Asteroid impacts make for breathtakingly violent events in TV shows and video games. But in real life, they can sometimes sound… a bit underwhelming.
For the last 4 years, NASA’s InSight craft has been busy at work keeping tabs on the internal workings of Mars. It does so through the use of a suite of fancy and sensitive equipment, including a seismometer, heat flow probe, radiometer, and “X-band radio”.
All that monitoring equipment allowed InSight to make an incredible recording last September: the sound of asteroid chunks hitting the surface of the planet. And it’s not what we expected to hear.
Going out with a ‘bloop’
The event created a surprisingly faint sound, considering its apparent violent nature. You can hear it in this recording that NASA made public on their Soundcloud account.
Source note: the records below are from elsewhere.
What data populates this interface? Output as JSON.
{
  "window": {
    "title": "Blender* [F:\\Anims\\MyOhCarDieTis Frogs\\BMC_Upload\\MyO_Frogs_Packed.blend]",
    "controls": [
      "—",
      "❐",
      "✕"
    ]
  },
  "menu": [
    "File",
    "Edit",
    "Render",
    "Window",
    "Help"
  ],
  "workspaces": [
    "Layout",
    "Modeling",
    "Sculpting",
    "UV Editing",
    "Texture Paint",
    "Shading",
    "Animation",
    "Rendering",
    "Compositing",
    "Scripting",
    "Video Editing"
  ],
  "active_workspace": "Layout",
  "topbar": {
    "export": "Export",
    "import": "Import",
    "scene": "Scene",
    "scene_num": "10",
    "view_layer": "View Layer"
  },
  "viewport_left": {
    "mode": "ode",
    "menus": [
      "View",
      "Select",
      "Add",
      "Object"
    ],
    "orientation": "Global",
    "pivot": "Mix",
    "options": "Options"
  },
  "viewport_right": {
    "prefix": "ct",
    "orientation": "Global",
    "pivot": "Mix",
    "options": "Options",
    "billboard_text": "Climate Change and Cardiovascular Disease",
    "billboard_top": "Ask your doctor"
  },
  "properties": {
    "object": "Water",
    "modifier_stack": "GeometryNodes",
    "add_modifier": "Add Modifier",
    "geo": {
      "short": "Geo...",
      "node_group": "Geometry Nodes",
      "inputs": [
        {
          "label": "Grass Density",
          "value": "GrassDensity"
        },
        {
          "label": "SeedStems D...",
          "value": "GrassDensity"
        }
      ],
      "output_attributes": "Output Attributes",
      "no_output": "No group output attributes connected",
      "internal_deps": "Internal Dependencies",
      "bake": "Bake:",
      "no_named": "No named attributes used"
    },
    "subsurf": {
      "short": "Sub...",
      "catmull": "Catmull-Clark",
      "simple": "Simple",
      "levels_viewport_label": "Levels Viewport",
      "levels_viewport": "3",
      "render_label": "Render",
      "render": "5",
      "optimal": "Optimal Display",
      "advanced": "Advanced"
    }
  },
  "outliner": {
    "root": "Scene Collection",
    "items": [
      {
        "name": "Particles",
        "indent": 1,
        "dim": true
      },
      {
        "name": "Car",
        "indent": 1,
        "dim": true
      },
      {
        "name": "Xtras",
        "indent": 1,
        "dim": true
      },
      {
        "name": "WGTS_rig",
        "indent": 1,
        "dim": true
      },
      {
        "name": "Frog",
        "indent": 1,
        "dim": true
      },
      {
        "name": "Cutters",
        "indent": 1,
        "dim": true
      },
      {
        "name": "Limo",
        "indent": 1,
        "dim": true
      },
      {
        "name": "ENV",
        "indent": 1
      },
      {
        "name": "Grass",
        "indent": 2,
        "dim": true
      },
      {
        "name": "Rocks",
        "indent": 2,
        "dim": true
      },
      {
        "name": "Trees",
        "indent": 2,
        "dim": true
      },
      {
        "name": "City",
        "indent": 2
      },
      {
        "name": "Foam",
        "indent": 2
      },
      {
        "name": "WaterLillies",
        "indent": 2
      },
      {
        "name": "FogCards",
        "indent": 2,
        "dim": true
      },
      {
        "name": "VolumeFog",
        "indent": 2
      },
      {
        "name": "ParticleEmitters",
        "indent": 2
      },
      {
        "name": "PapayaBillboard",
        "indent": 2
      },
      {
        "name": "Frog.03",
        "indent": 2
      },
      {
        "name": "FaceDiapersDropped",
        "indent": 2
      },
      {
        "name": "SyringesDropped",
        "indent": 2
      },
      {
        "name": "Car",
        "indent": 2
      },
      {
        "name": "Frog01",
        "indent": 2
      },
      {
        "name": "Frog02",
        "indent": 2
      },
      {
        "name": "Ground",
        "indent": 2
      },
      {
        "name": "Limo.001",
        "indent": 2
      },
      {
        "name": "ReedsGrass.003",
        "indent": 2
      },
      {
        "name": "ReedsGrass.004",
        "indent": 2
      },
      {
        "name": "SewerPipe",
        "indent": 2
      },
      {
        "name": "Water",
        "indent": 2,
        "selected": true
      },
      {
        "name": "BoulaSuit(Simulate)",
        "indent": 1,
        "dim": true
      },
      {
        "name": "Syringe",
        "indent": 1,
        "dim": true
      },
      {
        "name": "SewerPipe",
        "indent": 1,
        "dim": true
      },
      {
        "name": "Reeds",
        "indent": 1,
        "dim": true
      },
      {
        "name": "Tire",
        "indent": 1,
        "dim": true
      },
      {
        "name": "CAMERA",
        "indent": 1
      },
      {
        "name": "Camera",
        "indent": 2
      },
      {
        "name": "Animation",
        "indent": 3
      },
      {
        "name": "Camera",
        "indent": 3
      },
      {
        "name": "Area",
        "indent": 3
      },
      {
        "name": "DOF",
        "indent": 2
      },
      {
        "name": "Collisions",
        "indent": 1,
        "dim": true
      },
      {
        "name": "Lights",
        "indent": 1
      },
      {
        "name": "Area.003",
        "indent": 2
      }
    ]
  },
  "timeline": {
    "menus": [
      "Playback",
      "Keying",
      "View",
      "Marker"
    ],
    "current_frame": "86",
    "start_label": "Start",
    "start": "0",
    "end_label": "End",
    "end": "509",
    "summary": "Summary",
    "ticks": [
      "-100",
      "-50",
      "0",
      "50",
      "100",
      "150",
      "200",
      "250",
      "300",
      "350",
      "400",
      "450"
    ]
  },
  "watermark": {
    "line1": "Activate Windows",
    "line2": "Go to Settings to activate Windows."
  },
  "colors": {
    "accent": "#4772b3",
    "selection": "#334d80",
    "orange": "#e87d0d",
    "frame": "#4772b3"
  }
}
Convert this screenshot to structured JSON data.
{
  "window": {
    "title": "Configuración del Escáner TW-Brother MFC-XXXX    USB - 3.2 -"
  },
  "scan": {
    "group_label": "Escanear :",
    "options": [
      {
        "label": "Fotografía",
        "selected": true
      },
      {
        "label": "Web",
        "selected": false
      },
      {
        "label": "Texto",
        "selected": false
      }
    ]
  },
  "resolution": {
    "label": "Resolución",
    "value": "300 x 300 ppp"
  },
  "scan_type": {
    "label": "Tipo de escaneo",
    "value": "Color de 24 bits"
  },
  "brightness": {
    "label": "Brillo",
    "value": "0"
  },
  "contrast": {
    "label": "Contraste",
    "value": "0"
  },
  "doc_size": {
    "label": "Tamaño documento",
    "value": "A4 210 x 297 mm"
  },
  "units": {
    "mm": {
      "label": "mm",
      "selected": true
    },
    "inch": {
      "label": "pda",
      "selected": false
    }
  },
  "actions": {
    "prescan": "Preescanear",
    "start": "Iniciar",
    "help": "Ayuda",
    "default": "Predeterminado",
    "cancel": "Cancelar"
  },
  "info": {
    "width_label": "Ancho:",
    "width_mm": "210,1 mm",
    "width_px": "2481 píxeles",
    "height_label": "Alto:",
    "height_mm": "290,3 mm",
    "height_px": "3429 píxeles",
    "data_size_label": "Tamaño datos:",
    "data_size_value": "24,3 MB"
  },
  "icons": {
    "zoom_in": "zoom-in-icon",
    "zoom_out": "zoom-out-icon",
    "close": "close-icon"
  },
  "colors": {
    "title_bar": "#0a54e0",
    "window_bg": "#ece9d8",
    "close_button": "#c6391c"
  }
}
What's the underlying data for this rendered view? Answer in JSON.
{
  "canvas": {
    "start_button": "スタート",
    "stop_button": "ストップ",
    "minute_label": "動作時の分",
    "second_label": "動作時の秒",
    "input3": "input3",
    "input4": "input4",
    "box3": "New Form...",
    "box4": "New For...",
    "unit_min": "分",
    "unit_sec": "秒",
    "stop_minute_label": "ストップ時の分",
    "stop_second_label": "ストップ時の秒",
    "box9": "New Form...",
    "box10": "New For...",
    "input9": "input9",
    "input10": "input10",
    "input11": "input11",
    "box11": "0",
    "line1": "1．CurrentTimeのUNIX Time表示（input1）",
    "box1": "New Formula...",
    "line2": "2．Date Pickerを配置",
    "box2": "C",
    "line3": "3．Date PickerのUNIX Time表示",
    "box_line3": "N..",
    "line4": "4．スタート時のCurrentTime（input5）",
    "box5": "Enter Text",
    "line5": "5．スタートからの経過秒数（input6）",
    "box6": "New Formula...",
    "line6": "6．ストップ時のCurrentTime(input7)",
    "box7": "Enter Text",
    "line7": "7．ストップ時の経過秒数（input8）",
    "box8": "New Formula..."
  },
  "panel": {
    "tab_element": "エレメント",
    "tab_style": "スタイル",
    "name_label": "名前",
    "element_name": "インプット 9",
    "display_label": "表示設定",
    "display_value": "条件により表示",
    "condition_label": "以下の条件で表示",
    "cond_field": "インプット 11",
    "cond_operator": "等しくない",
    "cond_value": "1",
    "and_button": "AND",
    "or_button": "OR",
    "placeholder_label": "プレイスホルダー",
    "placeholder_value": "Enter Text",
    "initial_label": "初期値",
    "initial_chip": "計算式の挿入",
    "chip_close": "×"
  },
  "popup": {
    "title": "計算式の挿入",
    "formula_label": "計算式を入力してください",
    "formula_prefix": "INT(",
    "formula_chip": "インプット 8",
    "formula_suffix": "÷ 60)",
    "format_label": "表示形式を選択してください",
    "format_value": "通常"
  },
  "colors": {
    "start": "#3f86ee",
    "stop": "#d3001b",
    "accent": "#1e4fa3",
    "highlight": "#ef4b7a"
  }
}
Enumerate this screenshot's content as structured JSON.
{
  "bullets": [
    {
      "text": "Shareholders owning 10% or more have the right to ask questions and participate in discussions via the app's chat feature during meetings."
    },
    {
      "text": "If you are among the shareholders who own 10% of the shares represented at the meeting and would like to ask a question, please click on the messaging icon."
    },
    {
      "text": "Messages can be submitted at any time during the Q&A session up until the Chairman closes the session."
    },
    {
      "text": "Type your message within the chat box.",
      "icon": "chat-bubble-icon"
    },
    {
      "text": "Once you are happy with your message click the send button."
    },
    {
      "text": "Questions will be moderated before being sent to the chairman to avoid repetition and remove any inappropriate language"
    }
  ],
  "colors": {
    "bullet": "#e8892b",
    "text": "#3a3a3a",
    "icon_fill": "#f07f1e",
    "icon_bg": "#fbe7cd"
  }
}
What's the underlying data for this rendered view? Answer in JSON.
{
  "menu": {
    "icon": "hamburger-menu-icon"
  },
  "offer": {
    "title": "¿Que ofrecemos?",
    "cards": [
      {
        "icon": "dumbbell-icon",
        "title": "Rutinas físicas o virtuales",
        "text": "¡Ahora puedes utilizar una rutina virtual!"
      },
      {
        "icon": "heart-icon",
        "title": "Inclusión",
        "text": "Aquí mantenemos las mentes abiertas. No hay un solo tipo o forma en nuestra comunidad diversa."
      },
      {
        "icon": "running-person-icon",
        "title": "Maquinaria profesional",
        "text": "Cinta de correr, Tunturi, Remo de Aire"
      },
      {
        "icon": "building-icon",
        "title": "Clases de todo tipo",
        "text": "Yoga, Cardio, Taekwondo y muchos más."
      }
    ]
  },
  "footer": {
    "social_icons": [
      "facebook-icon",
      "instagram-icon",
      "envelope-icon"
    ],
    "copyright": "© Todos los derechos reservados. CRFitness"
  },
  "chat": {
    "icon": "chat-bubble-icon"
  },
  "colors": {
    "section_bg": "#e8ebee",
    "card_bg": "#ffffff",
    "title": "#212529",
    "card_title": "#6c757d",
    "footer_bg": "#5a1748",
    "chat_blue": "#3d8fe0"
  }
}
The noise we can hear here at around the 3-second-mark was carried by soundwaves traveling through the thin, dry atmosphere of the red planet. It was produced by an asteroid that exploded into multiple pieces upon entering the Martian atmosphere, pieces which then collided with its surface hard enough to leave behind a crater.
Soundwaves travel through the air at different velocities depending on the physical properties of that air. The impact on Mars occurred after sunset when the thin, dry air around Mars still retained a good part of the heat it accumulated during the day. Under such conditions, low-pitch sounds travel faster than high-pitched ones.
So if an observer had been closeby when the asteroid hit Mars, they would hear a loud ‘bang’, rich in high-pitched sound waves. But InSight was a considerable way away from the site, so it picked up on the low (bass) frequencies of the sound before it did the high-pitch ones — so what it heard was more of a ‘bloop’, NASA explains.
Although InSight was designed to pick up on ‘marsquakes’, it was also well-suited to capturing the sound of the impact. Earthquakes propagate through mechanical waves that are essentially identical to sound waves. The current recording showcases that InSight can also be used to an extent to keep track of what’s happening not only under the crust of Mars, but also on and slightly above it. The sound of the asteroid exploding and its pieces hitting the ground produced just enough motion in the ground for InSight to be able to pick them up.
Researchers were aware that the craft could pick up on such events and have been on the lookout for them, but this impact on September 5th 2021 was the first time we’ve actually seen one recorded by InSight’s Seismic Experiment for Interior Structure (SEIS) instrument.
Based on the SEIS data, they were then able to triangulate the location of the impact. The Mars Orbiter was sent on a flyby over the site in question to check things out, finding three craters.
“After three years of InSight waiting to detect an impact, those craters looked beautiful,” said Ingrid Daubar of Brown University in a NASA press release.
Using the knowledge produced by this event, NASA researchers were able to go back through previous datasets provided by InSight and look for events that matched the signature of this asteroid impact. They discovered three more likely impacts peppered throughout the over 1,300 marsquakes that were previously recorded by SEIS.
“Our findings demonstrate the capability of planetary seismology to identify impact-generated seismic sources and constrain both impact processes and planetary interiors,” explains a paper detailing the analysis, co-authored by Daubar.
This discovery represents a nice moment for InSight, which has been serving faithfully on the surface of Mars. But it’s also a little saddening as it reminds us of the instrument’s value at a time when it isn’t doing very great. InSight’s solar panels have continuously gathered dust over the last 4 years to the extent that it is having difficulties powering itself. As things stand now, it is expected to shut down later this year.
The paper “Newly formed craters on Mars located using seismic and acoustic wave data from InSight” has been published in the journal Nature Geoscience.